Andy Bell draws on his experience as a television producer to explain why the impact of the crowdfunding revolution may prove greater than some commentators think.
Eileen Burbidge, a partner at Passion Capital, recently tweeted: “honeymoon period around crowdfunding beginning to close”. This seems to be a popular opinion at the moment.
Having launched a traditionally funded web business - Picklive, backed by Eileen, amongst others, as it happens – and this week launching a crowd-funded project, Foldable.me, I feel that crowd-funding may be underestimated.
What’s brilliant about crowd-funding isn’t the money. Money is nice, but in this age of ever-cheaper computing and ever-cheaper money, it’s rarely the biggest problem. What’s brilliant is the format. A good format generates eyeballs and eyeballs are what a start-up needs more than anything else.
I’m using format in the sense a television producer might. Reality TV producers are the champions at shaping real life into a great story. What makes a good format? Well, before Mint Digital, I was at a TV producer called RDF, on the distant fringes of a team that created Wife Swap and Secret Millionaire.
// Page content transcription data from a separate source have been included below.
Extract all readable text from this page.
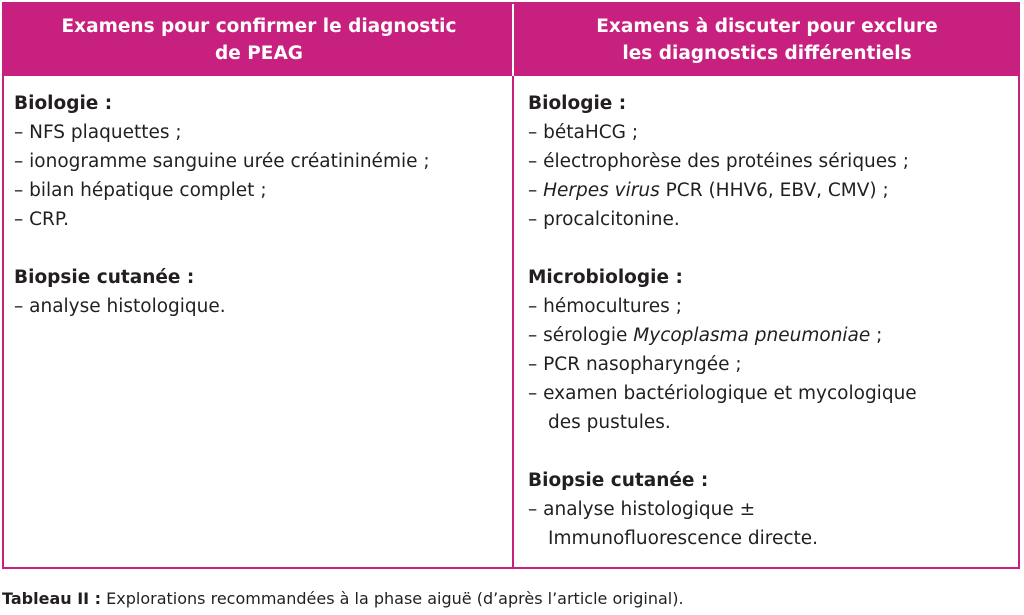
Examens pour confirmer le diagnostic
de PEAG
Examens à discuter pour exclure
les diagnostics différentiels
Biologie :
– NFS plaquettes ;
– ionogramme sanguine urée créatininémie ;
– bilan hépatique complet ;
– CRP.
Biopsie cutanée :
– analyse histologique.
Biologie :
– bétaHCG ;
– électrophorèse des protéines sériques ;
– Herpes virus PCR (HHV6, EBV, CMV) ;
– procalcitonine.
Microbiologie :
– hémocultures ;
– sérologie Mycoplasma pneumoniae ;
– PCR nasopharyngée ;
– examen bactériologique et mycologique
des pustules.
Biopsie cutanée :
– analyse histologique ±
Immunofluorescence directe.
Tableau II : Explorations recommandées à la phase aiguë (d’après l’article original).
And, in the industry, I learned that three questions are always asked when pitching a new format, each of which is dealt with remarkably well by crowd-funding platforms like Kickstarter.
Where’s the jeopardy?
Jeopardy means something needs to be resolved. In The Apprentice, each hour drives towards the “You’re fired!” climax. The viewer cares who gets fired because much of the preceding hour is spent establishing how lovable, horrible or incompetent each protagonist is.
Creating a format with good jeopardy is harder than it sounds. In business, most outcomes are hard to evaluate (was the iPhone 5 launch a success or a failure?). That doesn’t work on TV, so The Apprentice tweaks real life to make it more black and white.
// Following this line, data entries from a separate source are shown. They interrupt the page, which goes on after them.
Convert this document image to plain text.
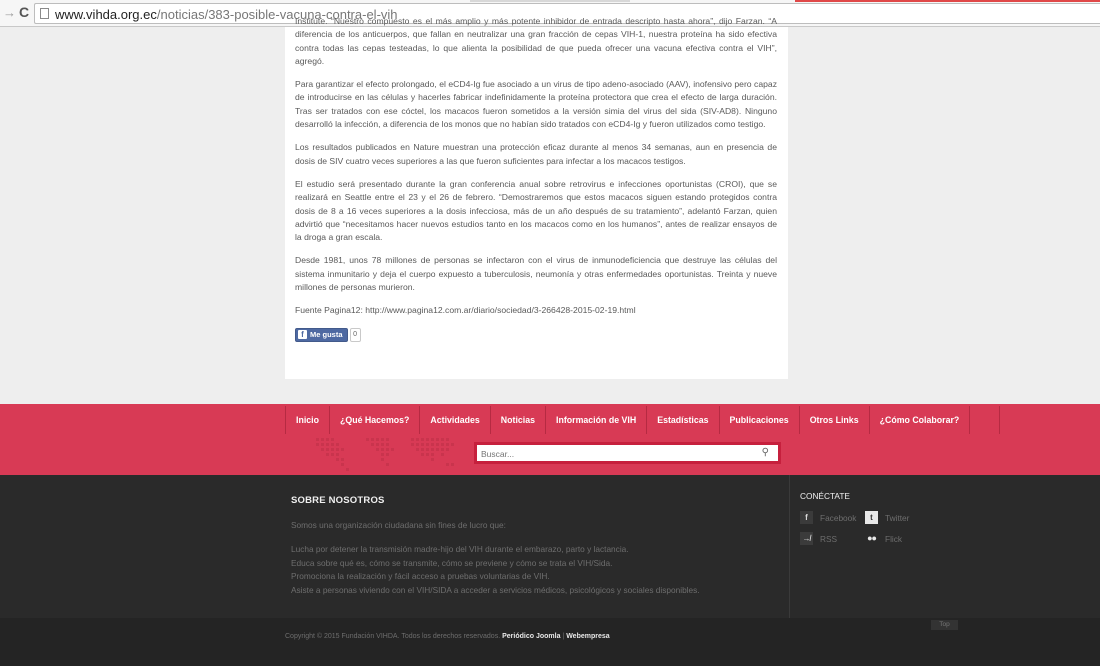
→ C www.vihda.org.ec/noticias/383-posible-vacuna-contra-el-vih

Institute. “Nuestro compuesto es el más amplio y más potente inhibidor de entrada descripto hasta ahora”, dijo Farzan. “A diferencia de los anticuerpos, que fallan en neutralizar una gran fracción de cepas VIH-1, nuestra proteína ha sido efectiva contra todas las cepas testeadas, lo que alienta la posibilidad de que pueda ofrecer una vacuna efectiva contra el VIH”, agregó.

Para garantizar el efecto prolongado, el eCD4-Ig fue asociado a un virus de tipo adeno-asociado (AAV), inofensivo pero capaz de introducirse en las células y hacerles fabricar indefinidamente la proteína protectora que crea el efecto de larga duración. Tras ser tratados con ese cóctel, los macacos fueron sometidos a la versión simia del virus del sida (SIV-AD8). Ninguno desarrolló la infección, a diferencia de los monos que no habían sido tratados con eCD4-Ig y fueron utilizados como testigo.

Los resultados publicados en Nature muestran una protección eficaz durante al menos 34 semanas, aun en presencia de dosis de SIV cuatro veces superiores a las que fueron suficientes para infectar a los macacos testigos.

El estudio será presentado durante la gran conferencia anual sobre retrovirus e infecciones oportunistas (CROI), que se realizará en Seattle entre el 23 y el 26 de febrero. “Demostraremos que estos macacos siguen estando protegidos contra dosis de 8 a 16 veces superiores a la dosis infecciosa, más de un año después de su tratamiento”, adelantó Farzan, quien advirtió que “necesitamos hacer nuevos estudios tanto en los macacos como en los humanos”, antes de realizar ensayos de la droga a gran escala.

Desde 1981, unos 78 millones de personas se infectaron con el virus de inmunodeficiencia que destruye las células del sistema inmunitario y deja el cuerpo expuesto a tuberculosis, neumonía y otras enfermedades oportunistas. Treinta y nueve millones de personas murieron.

Fuente Pagina12: http://www.pagina12.com.ar/diario/sociedad/3-266428-2015-02-19.html

f Me gusta	0
Inicio	¿Qué Hacemos?	Actividades	Noticias	Información de VIH	Estadísticas	Publicaciones	Otros Links	¿Cómo Colaborar?
Buscar...
⚲
SOBRE NOSOTROS
Somos una organización ciudadana sin fines de lucro que:
Lucha por detener la transmisión madre-hijo del VIH durante el embarazo, parto y lactancia.
Educa sobre qué es, cómo se transmite, cómo se previene y cómo se trata el VIH/Sida.
Promociona la realización y fácil acceso a pruebas voluntarias de VIH.
Asiste a personas viviendo con el VIH/SIDA a acceder a servicios médicos, psicológicos y sociales disponibles.
CONÉCTATE
f	Facebook	t	Twitter
↛	RSS	●● Flick
Top
Copyright © 2015 Fundación VIHDA. Todos los derechos reservados. Periódico Joomla | Webempresa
Kickstarter, too, has great in-built jeopardy: a project either succeeds or fails, publicly, on a countdown. The result is never a shade of grey. The funding is the focal point of a bigger, emotionally richer story: an individual putting their dream to the public.
Is it repeatable?
A repeatable format is good news for a TV producer. If you crack the format once, you get paid for dozens of episodes (or hundreds of episodes in dozens of countries, if you really hit the jackpot).
Perhaps surprisingly, a repeatable format also helps the viewer. It lets the viewer know what’s in store, while allowing room for a little surprise and variation.